Breaking the taboo about menstruation


Menstruation, although a healthy and fundamental bodily process, is a subject often buried in fear and shame, and its discussion is even taboo in many societies. .

Essays, artwork, stories and poems by policymakers, entrepreneurs, artists, academics and activists, as well as interviews with marginalists, for example such as the homeless and those living with disabilities, explore the myriad aspects of how menstruation is experienced in South Asia.

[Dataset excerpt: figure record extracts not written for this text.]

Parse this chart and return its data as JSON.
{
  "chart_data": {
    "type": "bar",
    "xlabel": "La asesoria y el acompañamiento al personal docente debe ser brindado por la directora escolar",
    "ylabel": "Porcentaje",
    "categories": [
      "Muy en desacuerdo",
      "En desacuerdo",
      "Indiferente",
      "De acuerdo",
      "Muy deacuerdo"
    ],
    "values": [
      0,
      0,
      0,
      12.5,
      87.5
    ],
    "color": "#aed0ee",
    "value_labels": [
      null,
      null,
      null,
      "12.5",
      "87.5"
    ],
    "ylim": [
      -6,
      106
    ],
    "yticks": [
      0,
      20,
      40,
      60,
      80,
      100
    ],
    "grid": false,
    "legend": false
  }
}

While activist Granaz Baloch recounts how she defied traditional notions of tribal honor and conducted her first menstrual wellness workshop in Balochistan, Radha Paudel writes of her mission. is for menstrual dignity to be recognized as a human right in Nepal. Shashi Tharoor restated his radical Menstrual Rights Bill as outlined in the Lok Sabha.

We heard Erum talk about the challenges of menstruating while incarcerated, as Farzana and Chandan told how mimicking menstrual rituals helped them feel more feminine.

New Tishani Doshibreaks with a poem about her womb. Ayra Indrias Patras describes how some poor women in Pakistan manage their periods during the Covid-19 pandemic.

Aditi Gupta reflects on promoting menstrual literacy among young children across India through menstrual comic books. In a personal essay, Lisa Ray revealed how her illness triggered early menopause.

The book also introduces menstrala, or menstrual-inspired art, from Rupi Kaur’s iconic photo essay, Anish Kapoor’s oil paintings, Shahzia Sikander’s neo-miniature art, and hanging paintings. walls by young people in Jharkhand, to embroidery by Sarah Naqvi. Amna Mawaz Khan gives a perspective through the choreography of her menstrual dance.

The cover, designed by Sukruti Anah Staneley, contains menstrala artwork by Lyla FreeChild, who drew her own menstrual blood for the painting. The finished painting is part of the art section of the book.

A collection of breathtaking scope and significance, Period Matters illustrates with power, purpose and creativity both the differences and commonalities of menstruation.

Farah Ahamed’s essays and short novels have been published in anthologies and journals including The White Review, Plowshares, The Massachusetts ‘Review, and The Mechanics’ Institute Review. Her short story “Hot Mango Chutney Sauce” was shortlisted for the 2022 Commonwealth Short Story Award.